Kingdom promises: already/not yet


Pastor Coty Pinckney in a sermon, “The King and His Kingdom” comments:

Jesus_Reading_IsaiahSo what did Jesus mean when He told the people of Nazareth, “Today this Scripture has been fulfilled in your hearing”?

In order to understand the New Testament, we must understand the “already/not yet” character of the Kingdom. As Jesus proclaims here, the Kingdom has arrived with the ministry of Jesus. Yet the complete fulfillment of all the promises of the Kingdom awaits His second coming. Throughout this time between His first and second comings, the Kingdom is already here, but is not yet fully realized.

Why? Why didn’t Jesus usher in the final Kingdom in 30 AD? Why didn’t He end history at that time?

Consider: What happens if the Kingdom comes before Jesus dies on the cross? Remember, in the final Kingdom there is perfect justice. Perfect righteousness. But Paul tells us, “There is no one righteous, no not one” (Romans 3:10).
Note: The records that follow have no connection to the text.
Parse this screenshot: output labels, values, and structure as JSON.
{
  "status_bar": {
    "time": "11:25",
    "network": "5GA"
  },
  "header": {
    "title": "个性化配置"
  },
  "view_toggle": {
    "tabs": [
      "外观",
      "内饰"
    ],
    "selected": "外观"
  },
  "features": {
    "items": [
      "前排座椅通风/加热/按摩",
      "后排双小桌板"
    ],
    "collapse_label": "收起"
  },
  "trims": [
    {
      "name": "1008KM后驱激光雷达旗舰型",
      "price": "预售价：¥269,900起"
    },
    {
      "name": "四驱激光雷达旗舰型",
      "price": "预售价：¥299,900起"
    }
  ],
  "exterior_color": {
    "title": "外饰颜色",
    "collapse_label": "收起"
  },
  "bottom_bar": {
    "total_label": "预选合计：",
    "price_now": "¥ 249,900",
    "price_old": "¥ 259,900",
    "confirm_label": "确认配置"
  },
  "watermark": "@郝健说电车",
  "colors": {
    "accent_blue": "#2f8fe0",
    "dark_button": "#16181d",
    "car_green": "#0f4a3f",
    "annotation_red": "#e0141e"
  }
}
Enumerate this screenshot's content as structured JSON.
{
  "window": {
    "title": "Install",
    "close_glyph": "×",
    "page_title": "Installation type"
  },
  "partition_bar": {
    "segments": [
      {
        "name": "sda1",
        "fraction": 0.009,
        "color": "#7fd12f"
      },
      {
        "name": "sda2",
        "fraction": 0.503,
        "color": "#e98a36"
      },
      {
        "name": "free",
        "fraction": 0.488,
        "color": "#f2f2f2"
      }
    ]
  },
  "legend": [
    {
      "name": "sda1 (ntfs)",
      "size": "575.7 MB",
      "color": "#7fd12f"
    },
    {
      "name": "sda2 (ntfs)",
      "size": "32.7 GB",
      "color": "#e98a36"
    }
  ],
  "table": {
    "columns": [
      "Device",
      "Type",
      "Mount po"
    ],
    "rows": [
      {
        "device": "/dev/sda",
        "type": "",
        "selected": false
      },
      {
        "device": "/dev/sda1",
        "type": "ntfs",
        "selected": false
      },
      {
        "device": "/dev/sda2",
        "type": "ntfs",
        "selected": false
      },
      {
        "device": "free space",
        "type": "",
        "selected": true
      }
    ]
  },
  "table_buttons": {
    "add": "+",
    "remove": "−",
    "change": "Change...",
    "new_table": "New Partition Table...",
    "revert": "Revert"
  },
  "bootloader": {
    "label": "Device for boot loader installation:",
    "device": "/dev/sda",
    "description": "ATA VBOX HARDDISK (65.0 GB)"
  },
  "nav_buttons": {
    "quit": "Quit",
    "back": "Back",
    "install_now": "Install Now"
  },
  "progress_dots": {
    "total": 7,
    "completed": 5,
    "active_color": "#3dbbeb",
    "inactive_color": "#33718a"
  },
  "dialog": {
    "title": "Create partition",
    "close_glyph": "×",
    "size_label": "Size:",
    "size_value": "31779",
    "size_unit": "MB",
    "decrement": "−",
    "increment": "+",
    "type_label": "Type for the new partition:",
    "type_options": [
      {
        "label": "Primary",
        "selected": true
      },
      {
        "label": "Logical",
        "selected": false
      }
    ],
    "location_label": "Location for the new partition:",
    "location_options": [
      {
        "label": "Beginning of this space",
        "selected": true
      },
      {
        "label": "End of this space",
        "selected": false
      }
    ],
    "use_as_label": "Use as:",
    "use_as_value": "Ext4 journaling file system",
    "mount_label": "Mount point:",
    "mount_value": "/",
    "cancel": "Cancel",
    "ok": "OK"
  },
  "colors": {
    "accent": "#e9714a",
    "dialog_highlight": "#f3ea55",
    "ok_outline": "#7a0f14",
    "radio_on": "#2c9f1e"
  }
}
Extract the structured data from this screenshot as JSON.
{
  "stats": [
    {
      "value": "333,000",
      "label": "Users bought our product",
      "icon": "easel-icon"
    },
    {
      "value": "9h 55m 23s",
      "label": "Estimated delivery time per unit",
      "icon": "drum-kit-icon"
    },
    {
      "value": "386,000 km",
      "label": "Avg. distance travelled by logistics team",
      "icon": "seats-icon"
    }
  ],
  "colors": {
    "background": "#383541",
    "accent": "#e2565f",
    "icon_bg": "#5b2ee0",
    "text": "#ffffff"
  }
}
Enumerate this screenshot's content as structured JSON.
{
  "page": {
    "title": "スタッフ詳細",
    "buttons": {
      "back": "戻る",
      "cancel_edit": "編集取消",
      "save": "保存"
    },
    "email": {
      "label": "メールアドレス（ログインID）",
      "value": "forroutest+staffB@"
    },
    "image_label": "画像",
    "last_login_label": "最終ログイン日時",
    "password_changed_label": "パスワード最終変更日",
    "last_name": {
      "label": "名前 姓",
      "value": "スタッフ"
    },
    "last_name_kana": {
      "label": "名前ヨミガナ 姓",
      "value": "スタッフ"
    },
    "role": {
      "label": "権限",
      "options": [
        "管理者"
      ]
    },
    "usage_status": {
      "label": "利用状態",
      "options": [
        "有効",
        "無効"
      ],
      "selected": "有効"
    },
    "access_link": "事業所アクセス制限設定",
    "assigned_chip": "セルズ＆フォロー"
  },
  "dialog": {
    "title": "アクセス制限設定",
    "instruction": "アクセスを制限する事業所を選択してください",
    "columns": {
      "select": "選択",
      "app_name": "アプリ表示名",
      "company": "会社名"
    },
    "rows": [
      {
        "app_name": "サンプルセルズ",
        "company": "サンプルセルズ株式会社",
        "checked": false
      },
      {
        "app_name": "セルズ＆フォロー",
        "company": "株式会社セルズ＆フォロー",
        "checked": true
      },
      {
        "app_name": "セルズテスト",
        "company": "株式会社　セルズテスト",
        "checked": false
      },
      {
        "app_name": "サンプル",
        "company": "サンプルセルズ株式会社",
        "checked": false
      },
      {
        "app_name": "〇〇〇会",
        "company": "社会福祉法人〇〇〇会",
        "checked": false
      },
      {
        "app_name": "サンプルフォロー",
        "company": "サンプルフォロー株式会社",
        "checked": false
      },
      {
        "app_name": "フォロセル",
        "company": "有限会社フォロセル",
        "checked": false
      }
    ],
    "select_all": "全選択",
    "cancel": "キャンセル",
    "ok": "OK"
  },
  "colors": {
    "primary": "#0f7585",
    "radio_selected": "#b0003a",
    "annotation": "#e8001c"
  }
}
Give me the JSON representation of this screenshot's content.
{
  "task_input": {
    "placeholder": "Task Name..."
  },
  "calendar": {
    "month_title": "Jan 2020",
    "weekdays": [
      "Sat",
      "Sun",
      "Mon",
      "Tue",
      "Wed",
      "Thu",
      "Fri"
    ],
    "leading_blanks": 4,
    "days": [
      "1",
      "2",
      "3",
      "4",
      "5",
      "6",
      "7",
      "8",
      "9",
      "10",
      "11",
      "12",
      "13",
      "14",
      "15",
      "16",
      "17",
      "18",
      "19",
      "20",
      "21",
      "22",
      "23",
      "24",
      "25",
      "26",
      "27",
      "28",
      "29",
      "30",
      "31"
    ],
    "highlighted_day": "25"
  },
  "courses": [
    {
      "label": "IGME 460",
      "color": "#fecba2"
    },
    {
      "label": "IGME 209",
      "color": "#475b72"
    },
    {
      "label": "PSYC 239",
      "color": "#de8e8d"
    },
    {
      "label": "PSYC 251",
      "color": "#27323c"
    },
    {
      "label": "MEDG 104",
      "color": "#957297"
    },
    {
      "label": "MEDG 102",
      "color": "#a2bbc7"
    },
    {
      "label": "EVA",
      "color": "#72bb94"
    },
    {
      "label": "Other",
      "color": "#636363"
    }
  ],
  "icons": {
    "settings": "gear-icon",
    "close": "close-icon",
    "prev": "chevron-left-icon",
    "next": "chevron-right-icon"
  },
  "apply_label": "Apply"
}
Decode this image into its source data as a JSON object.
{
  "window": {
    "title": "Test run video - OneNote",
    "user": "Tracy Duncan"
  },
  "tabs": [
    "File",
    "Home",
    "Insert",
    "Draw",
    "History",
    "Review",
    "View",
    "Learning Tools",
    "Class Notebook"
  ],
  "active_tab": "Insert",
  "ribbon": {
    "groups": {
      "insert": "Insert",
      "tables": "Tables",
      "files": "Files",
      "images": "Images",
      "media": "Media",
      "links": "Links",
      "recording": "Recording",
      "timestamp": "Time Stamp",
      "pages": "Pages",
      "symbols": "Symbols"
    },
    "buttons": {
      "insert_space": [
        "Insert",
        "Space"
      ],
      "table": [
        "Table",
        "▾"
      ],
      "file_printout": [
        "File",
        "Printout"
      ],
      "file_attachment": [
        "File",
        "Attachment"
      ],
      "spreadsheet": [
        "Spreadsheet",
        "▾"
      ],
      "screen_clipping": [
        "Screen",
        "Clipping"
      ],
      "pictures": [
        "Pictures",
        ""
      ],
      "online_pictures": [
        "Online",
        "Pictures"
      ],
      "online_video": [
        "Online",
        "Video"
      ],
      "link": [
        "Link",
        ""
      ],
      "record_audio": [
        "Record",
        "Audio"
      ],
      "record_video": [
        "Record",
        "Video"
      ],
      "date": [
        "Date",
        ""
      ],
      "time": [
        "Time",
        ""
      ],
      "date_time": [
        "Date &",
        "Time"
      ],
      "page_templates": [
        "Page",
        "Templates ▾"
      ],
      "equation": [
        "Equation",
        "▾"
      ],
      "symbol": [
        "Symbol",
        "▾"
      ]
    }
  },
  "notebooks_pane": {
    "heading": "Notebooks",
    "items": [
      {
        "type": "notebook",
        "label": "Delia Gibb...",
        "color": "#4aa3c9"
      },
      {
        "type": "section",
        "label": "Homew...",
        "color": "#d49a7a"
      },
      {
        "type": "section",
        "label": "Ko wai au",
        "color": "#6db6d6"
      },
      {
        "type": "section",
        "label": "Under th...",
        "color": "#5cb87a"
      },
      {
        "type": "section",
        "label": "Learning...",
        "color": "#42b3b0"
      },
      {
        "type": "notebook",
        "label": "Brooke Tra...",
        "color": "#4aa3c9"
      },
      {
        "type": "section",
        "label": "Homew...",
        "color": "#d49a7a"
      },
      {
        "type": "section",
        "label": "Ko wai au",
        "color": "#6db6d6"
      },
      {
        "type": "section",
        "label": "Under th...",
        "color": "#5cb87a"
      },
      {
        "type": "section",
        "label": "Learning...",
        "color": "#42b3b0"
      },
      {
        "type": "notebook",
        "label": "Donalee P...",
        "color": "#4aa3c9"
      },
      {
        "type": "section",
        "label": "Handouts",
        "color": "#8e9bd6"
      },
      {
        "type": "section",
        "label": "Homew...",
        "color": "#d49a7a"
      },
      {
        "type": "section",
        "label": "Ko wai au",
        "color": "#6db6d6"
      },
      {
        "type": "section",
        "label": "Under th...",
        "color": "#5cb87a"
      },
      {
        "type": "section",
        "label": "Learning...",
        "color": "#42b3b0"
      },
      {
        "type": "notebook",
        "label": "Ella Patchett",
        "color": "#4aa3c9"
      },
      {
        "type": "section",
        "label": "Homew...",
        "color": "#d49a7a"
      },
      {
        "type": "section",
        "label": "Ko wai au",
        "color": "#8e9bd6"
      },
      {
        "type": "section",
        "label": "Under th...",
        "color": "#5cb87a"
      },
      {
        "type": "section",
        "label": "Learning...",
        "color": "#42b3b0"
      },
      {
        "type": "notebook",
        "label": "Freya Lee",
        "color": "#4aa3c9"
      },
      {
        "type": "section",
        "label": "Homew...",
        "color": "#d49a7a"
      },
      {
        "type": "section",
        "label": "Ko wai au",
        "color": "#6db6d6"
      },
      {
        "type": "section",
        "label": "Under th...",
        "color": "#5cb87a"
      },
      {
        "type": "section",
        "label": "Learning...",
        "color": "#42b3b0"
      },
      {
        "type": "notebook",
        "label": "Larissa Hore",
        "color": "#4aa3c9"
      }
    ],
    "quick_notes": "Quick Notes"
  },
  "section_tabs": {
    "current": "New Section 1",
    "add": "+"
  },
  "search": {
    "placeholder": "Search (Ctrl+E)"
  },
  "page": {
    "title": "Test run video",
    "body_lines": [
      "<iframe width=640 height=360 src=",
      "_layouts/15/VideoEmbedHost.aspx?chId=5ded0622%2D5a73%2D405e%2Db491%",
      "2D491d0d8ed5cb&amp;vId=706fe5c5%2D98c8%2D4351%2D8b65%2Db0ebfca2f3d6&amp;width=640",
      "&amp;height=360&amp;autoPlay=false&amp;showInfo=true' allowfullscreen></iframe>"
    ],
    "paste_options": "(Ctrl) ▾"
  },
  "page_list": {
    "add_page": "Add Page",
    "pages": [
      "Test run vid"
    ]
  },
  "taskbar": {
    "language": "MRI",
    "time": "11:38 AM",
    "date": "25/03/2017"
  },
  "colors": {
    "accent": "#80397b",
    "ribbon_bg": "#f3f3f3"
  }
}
Thus, in a crossless Kingdom of perfect justice, there are no human citizens. So if men and women are to inhabit the kingdom, the final fulfillment of the Kingdom must await Jesus’ death and resurrection.

That explains why Jesus had to suffer and die; that explains why He could not usher in His kingdom during His lifetime on earth. But why didn’t He come back shortly after His death? Why didn’t He come back in, say, 50 AD? Or 500 AD? Or 1500 AD?

At any of those points, some humans would have been forgiven. There would have been human citizens of the Kingdom. But the Kingdom would not have included those from every tribe and tongue and people and nation. The promise to Abraham – that all the families of the earth would be blessed in him – would not have been fulfilled. As Jesus says later,

And this gospel of the kingdom will be proclaimed throughout the whole world as a testimony to all nations, and then the end will come. Matthew 24:14

So Jesus will not return until this is fulfilled. Every tribe and tongue must stand before the throne of God.

In sum, then, consider the already/not yet nature of the Kingdom promises:

  • Jesus offers complete forgiveness of sins now.
  • He offers complete freedom from slavery to sin now.
  • He offers partial purity from sin now, and complete purity later.
  • He offers occasional physical sight to the blind and healing from disease now, and promises us new, incorruptible bodies later.
  • He offers us a glorious but somewhat obscured view of Himself now; then we shall see face to face (1 Corinthians 13:12).

Jesus’ preaching, then, completes John’s preaching. He says: “The Kingdom is here! It is inaugurated! I am the promised One! So respond! Turn! Repent! Believe in Me! The one who believes will have forgiveness! Liberty! Sight! You will have God Himself! And eventually you will have political freedom, freedom from disease, freedom from slavery to corruption.”

During this already/not yet era of the Kingdom, that message continues to hold. Do you have that liberty? Have you responded?